Зачем вздумалось мне сунуть в чемодан эту тетрадь? Что мне теперь делать со своей исповедью, со своей длинной исповедью? Между мною и моей семьей все кончено. Та, для которой я раскрывал в этих записях всю свою душу, до самого дна, больше не должна существовать для меня. Для чего же мне и дальше трудиться? Да вот в чем дело: неведомо для себя, я несомненно находил в этом облегчение, избавление. А в каком странном свете показывают меня строки, написанные в ту ночь, когда пошел град!.. Уж не нашло ли тогда на меня безумие? Нет, нет, не надо здесь говорить о безумии. Не надо даже упоминать это слово. А то они, пожалуй, способны обратить его против меня, если эти страницы когда-нибудь попадут им в руки. Теперь мои записи ни к кому не обращены. Надо будет их уничтожить, как только мне станет хуже… А может быть, я завещаю их своему сыну, – я еще его не знаю, но сейчас разыскиваю в Париже. Как мне хотелось открыть Изе тайну на тех страницах, где я намекал на роман, который у меня был в 1909 году; я чуть было не признался, что моя любовница была беременна от меня, когда уехала в Париж: она решила там скрыться.

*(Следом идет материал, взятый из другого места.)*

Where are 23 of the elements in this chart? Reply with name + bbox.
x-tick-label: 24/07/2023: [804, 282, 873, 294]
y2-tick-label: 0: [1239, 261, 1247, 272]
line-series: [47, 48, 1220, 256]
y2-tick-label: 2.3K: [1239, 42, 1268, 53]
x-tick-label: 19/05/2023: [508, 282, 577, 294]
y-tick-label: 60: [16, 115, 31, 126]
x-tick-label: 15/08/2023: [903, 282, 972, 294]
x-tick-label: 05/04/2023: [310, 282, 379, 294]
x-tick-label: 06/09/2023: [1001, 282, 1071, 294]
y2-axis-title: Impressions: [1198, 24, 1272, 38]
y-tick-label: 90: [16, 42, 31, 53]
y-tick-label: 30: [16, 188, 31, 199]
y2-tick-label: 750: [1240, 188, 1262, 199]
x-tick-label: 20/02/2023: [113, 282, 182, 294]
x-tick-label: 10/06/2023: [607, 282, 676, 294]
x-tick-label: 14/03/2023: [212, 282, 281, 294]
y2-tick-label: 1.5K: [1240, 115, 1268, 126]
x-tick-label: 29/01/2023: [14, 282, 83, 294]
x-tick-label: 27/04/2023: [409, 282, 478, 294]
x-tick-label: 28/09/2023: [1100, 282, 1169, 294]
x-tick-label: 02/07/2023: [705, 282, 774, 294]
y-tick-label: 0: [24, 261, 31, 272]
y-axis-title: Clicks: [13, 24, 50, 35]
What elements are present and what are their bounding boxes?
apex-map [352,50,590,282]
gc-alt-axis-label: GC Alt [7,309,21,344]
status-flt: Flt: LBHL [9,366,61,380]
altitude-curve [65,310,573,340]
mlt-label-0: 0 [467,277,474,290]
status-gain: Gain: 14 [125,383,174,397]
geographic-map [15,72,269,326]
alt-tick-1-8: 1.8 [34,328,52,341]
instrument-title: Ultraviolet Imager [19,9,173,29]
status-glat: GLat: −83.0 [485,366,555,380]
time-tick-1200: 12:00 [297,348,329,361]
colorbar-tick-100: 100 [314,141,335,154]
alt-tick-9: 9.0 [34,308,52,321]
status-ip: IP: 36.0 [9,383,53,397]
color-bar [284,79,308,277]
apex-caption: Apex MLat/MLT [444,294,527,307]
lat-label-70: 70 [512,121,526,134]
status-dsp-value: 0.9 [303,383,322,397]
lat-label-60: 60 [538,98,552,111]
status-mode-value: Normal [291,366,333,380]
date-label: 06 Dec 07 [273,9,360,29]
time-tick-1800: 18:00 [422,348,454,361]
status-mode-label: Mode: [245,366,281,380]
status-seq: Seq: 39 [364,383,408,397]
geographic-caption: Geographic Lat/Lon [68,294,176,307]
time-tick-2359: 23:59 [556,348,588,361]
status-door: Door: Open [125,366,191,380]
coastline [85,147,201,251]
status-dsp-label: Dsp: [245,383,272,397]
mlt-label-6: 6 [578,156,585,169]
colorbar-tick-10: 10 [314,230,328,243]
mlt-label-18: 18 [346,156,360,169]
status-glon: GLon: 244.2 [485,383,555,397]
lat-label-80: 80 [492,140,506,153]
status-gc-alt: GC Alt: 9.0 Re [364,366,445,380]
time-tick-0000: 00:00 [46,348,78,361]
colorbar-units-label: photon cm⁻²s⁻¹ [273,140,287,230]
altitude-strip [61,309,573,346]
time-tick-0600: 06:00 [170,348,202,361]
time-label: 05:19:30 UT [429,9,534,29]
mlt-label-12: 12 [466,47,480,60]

Я считал себя человеком великодушным, так как до войны посылал матери и ребенку по шесть тысяч франков в год. Мне никогда и в голову не приходила мысль увеличить эту сумму. Значит, я сам и виноват, что и мать и сын, которых я разыскал здесь, оба оказались существами, приниженными нуждой, зависимым положением и неблагодарной черной работой. Под тем предлогом, что они живут в этом квартале; я снял каморку в дешевом семейном пансионе на улице Бреа. У одной стены – кровать, у другой – шкаф, едва осталось место для столика, за которым я пишу. А какой на улице грохот! В мое время на Монмартре было тихо. Теперь же мне чудится, что сюда напустили сумасшедших, которые никогда не спят. Моя милая семейка не шумела так, собравшись в Калезе у подъезда в ту ночь, когда я собственными своими глазами видел, собственными ушами слышал… Зачем об этом вспоминать?.. Да затем, чтоб облегчить душу, закрепив хоть ненадолго в своих записях жестокое воспоминание… А впрочем, зачем мне уничтожать эту тетрадь? Мой сын и наследник имеет право все узнать о своем отце. Этой исповедью я хоть немного исправлю свою вину перед ним – ведь я с самого рождения сына держал его в отдалении от себя, как чужого.